USE IN SPECIFIC POPULATIONS SECTION.

Pregnancy. Risk SummaryThere are no data on SCENESSE use in pregnant women to evaluate for any drug associated risk of major birth defects, miscarriage, or adverse maternal or fetal outcome. In animal reproductive and development toxicity studies, no adverse developmental effects were observed with afamelanotide administration during the period of organogenesis to pregnant rats at subcutaneous doses up to 12 times the maximum recommended human dose (MRHD) (see Data).
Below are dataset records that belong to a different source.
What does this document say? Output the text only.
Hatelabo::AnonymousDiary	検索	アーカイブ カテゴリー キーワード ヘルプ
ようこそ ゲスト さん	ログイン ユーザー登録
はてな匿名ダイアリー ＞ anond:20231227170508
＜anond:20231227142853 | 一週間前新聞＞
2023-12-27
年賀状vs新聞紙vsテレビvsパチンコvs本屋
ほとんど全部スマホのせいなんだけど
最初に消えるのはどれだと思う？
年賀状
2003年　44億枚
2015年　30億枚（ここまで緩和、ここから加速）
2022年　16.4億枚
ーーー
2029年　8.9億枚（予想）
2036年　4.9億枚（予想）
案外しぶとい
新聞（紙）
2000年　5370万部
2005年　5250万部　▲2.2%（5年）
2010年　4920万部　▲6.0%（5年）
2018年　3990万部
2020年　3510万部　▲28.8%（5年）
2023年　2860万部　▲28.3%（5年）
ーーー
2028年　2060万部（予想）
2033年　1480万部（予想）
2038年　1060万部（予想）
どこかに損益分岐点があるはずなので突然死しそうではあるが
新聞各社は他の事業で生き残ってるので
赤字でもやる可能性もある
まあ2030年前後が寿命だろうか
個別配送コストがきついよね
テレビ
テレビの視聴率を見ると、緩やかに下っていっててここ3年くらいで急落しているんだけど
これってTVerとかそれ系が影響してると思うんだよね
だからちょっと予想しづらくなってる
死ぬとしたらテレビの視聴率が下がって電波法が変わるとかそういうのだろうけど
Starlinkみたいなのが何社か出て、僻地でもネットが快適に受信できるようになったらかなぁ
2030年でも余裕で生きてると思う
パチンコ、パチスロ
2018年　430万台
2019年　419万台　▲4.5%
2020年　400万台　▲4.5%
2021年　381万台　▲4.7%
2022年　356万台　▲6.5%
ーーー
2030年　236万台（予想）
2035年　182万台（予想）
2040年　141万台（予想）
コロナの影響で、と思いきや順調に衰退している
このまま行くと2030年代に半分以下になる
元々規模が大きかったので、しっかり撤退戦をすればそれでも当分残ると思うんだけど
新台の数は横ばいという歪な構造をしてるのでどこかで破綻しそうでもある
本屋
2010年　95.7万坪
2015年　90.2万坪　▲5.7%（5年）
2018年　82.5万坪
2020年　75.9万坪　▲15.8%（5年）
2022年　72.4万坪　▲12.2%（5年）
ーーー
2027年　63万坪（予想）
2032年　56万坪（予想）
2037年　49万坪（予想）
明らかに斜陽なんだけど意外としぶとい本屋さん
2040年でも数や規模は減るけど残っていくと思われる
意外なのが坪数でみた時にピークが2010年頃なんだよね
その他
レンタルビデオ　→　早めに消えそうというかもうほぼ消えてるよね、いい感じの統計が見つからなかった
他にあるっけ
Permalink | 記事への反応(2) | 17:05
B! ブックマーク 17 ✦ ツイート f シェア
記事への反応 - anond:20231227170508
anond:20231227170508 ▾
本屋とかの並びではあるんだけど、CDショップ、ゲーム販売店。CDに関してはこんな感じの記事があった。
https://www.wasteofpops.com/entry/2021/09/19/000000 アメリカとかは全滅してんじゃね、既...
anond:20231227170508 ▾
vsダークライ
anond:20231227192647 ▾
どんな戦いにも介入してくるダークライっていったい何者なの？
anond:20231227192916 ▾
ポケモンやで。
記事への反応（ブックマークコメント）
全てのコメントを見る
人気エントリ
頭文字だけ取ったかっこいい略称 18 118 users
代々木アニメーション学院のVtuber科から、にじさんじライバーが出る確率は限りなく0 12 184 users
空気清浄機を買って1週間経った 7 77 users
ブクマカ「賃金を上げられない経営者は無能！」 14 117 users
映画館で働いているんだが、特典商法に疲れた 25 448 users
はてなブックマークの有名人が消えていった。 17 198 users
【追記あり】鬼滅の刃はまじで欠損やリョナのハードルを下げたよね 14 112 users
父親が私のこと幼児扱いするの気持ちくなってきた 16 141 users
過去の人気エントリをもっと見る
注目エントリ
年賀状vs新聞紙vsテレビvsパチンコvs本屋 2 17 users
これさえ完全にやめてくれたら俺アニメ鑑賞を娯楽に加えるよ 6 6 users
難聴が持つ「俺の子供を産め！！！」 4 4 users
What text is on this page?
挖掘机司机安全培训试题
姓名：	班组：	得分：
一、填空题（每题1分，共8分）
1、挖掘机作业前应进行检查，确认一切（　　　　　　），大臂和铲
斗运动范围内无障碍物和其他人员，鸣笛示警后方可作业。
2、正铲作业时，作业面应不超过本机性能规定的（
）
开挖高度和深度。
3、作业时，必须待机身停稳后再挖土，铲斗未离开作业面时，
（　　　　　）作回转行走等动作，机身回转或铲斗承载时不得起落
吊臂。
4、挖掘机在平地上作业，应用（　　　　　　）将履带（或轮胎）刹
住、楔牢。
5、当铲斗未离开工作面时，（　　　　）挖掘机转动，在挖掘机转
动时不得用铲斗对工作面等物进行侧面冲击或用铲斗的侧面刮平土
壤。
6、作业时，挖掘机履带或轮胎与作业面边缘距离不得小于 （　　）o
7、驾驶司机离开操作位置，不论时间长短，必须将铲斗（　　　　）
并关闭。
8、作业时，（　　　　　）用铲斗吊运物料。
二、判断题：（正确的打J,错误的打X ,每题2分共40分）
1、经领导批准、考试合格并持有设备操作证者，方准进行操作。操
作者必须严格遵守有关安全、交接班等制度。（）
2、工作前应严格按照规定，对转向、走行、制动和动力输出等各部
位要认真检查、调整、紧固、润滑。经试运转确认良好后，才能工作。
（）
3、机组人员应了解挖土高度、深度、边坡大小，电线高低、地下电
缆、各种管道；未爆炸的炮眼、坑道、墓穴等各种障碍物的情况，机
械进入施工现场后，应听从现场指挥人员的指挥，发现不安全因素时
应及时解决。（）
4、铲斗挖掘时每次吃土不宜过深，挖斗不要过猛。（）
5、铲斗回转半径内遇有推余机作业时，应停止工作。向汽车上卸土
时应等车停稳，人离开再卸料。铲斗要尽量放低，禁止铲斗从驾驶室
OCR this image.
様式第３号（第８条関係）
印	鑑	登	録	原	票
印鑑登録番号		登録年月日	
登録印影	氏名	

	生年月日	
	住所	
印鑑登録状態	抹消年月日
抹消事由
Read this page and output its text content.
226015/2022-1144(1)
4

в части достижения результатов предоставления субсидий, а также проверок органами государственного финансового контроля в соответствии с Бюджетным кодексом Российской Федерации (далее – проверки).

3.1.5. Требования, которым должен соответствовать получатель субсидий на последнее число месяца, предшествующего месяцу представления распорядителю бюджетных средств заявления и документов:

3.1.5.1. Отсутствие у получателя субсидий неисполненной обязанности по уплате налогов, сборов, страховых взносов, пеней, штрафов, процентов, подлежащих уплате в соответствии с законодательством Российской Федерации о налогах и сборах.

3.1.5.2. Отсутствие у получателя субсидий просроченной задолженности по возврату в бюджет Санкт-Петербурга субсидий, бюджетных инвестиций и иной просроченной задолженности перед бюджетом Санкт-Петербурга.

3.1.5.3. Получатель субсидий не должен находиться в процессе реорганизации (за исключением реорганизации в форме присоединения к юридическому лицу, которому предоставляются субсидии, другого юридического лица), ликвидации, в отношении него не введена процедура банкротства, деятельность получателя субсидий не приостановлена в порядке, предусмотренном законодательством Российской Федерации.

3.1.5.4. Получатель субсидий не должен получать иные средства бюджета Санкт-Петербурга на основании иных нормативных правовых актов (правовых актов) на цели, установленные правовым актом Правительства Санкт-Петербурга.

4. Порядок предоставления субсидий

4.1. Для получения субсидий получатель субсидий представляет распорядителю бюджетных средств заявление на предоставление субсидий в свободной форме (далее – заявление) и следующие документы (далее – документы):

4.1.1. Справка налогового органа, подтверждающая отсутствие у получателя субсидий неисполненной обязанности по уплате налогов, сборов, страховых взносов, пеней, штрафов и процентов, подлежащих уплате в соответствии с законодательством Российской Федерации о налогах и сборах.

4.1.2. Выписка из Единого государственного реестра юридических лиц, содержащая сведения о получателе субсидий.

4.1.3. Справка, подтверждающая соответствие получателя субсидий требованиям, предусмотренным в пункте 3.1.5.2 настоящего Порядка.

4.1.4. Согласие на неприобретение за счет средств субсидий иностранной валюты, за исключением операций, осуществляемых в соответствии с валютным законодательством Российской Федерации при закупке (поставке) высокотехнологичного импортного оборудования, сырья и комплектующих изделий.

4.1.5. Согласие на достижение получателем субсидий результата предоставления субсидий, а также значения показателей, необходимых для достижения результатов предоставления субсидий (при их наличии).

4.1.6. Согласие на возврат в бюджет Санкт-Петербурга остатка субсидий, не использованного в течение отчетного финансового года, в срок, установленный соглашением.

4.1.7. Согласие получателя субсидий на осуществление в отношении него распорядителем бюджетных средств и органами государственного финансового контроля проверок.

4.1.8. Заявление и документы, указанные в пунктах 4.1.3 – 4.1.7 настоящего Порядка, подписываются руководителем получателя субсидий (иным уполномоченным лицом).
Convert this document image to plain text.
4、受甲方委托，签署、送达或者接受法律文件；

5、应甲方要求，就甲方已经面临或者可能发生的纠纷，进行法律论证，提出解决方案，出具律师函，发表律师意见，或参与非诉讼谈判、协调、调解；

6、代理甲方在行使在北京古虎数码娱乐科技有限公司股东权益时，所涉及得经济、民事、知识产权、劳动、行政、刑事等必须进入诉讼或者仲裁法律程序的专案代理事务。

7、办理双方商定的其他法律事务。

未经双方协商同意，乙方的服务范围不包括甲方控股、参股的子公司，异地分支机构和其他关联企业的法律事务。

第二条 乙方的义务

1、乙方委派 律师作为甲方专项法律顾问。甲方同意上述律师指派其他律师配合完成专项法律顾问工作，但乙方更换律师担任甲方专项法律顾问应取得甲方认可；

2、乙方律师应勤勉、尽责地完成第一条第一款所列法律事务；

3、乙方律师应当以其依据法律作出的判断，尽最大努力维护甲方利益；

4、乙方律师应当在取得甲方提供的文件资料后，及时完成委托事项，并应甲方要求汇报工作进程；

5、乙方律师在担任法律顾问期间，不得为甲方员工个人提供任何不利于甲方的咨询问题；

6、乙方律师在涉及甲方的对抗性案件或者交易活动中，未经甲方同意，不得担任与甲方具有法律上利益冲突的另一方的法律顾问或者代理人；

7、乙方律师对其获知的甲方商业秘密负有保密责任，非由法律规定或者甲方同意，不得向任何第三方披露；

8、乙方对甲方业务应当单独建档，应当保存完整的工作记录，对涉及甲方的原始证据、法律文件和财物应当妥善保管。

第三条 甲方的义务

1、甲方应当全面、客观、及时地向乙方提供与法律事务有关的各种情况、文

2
All pregnancies have background risk of birth defect, loss, or other adverse outcomes. The estimated background risk of major birth defects and miscarriage for the indicated population is unknown. In the U.S. general population, the estimated background risk of major birth defects and miscarriage in clinically recognized pregnancies is 2% to 4% and 15% to 20%, respectively. Data Animal Data In embryofetal development studies in Sprague Dawley and Lister Hooded rats, afamelanotide was administered subcutaneously to pregnant rats at doses of 0.2, 2, or 20 mg/kg/day throughout the period of organogenesis. No adverse embryofetal developmental effects were observed at doses up to 20 mg/kg/day (12 times the MRHD, based on body surface area comparison). In pre- and post-natal development study in Sprague Dawley rats, afamelanotide was administered subcutaneously at doses of 0.2, 2, or 20 mg/kg/day during the period of organogenesis through lactation. No treatment-related effects were observed at doses up to 20 mg/kg/day (12 times the MRHD, based on body surface area comparison).